My brother picked me up (for the LAST time I told myself) in his Datsun 280-Z and together we zoomed over the Bay Bridge to purchase my new set of wings. Once we hit Angel Island we drove around the military parking structure – lost for a while, and then I saw him, the Naval Officer. He was standing next to my car, and it was cuter than I ever imagined! An uncontrollable squeal passed through my lips. I looked at my brother excitedly, but he just said, “Rae be cool.” Between his teeth.
There’s a lot to be said about buying a used vehicle from a person in the Navy. This car looked virtually brand new. It was freshly waxed, the paint was perfect (the benefits of a covered parking garage), the vinyl seats sparkled, none of the piping was ripped, and you could practically eat off of the rubber floor mats. I couldn’t believe he wanted to sell her – then he proudly showed us his brand new sports car, black, with sunroof. I remember thinking what an odd contrast his two cars made. As I think back, he was probably about 45…”mid-life.”
After my brother looked under the hood and drove around the parking lot, he gave us the thumbs-up. I stood shaking as I handed him my money, “Will you take $800?” I smiled, blinking innocently. One side of his mouth went up, “Sure. But promise to take good care of her.” I nodded, afraid to speak. I could feel another squeal building up in my throat. He took my hard earned cash, we signed the pink slip, shook hands (ouch) and he was gone. I couldn’t believe how easy it was to buy such a big item.
Now, you must remember that it was my brother who test-drove around the parking lot, not me. I was busy ogling the overall splendor of my new wings, when I noticed a long stick with a ball at the end, between the two front seats. “That’s a strange looking E-brake,” I whispered to my brother. He just gave me another wide-eyed look, which meant, “Be cool.” I said no more. Now that we were alone with MY car, I sat in the drivers seat and asked, “What the heck is this stick?! And why are there THREE pedals?!”

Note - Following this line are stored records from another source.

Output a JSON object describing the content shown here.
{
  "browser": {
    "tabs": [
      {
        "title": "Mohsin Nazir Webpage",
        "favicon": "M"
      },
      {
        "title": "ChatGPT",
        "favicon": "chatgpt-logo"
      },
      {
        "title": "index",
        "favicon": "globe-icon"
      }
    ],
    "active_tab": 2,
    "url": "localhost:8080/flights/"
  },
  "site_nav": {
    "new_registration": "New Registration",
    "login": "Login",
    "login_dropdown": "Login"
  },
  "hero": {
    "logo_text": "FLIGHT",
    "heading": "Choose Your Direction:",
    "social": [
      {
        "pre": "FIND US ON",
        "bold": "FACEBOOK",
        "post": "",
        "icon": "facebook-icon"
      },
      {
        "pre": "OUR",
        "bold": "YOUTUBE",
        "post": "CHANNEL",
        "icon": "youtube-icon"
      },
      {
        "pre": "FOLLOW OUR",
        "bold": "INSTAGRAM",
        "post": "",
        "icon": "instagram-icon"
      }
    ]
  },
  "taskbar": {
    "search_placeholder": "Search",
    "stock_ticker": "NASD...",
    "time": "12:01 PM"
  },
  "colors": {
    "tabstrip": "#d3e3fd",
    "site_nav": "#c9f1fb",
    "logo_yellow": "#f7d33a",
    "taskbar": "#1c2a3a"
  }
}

“Dude, it’s a manual transmission, a stick shift.” My brother said and started laughing, wickedly. I began to sweat. My mom’s Toyota was an automatic; I’d never driven a stick before. I must have turned bright red because my brother quickly said he would teach me. “Where?” I asked. “We’ll drive around the City together until you feel comfortable enough to drive home alone.” He said, reassuringly. I was still sweating, but it was my brother who taught me how to drive a manual. Besides, how hard could it be?
After a quick lesson around the parking lot we headed onto the freeway, with no plan at all except taking the first exit off of the freeway – Fremont, and into San Francisco. All went exceedingly well and even my brother was a little impressed at how calm I was, but we were still on the freeway. As I took the Fremont exit I almost drove us into the bus terminal. I was downshifting for the first time, grinding the gears trying to find third when my brother yelled, “Get over!” I did immediately, without looking. Thank goodness no one was there. I began to shake. “Turn left here,” he said casually, so I did. It was California Street. I was beginning to feel a little uneasy about all this stop and go clutch, brake, clutch, gas, break, clutch. Then I looked up. “Why did you tell me to turn? It’s straight up!” I yelled at him, tears springing from my eyes. He started laughing, having the time of his life. “Dude, you’ve got to learn how to drive up and down hills using your clutch!” He was right, but this was definitely a crash course in manual driving. Peter always did like torturing me…
Like the time I was nine, sleeping peacefully in bed when I heard a muffled, “Rae. Rae, wake up.” When I opened my eyes I was nose to nose with the devil’s skull, or Peter wearing a Halloween skull mask, complete with dark, hollow eyes, white boney features and black sackcloth. I screamed, and then I fainted. He was nice enough to shake me conscience, and was holding the mask in his hands when I awoke. I think he let me strike him, then he apologized and his eyes were sincere so I forgave him. He can’t help it, he’s a boy I thought, plus I always knew that deep down my brother truly loved me. He just had a hard time showing it in healthy ways…like now.
As we drove UP UP UP California in first gear, then second, I could feel all the weight of the car pulling me backwards, it was a horrible feeling. Also, I saw cars building up behind me, and the car directly behind me was a shiny black limousine. “PETER!” I screamed, looking in my rear view mirror. He looked back and his smile went away. Long story short, I must have burned 1/2 ” of rubber off of my tires that day, but I mastered California and I became an exceptional parallel parker.
As I followed my brother back over the Bay Bridge I blinked my lights at him in gratitude. When he took his exit off of the freeway I kept going. I was alone, in my own car, destination unknown. I began to weep, then I quickly stopped because I didn’t want to crash my new car. I thanked God for protecting my brother and me while we terrorized our fellow drivers.
I drove all around the beautiful city of Oakland – Piedmont, Montclair, Rockridge, Broadway then Jack London Square. I parked in the staff parking lot and ran into work to show my best friend, Keith, my new set of wheels. “Dude! Awesome!” He said excitedly. I told him the whole story and we both laughed.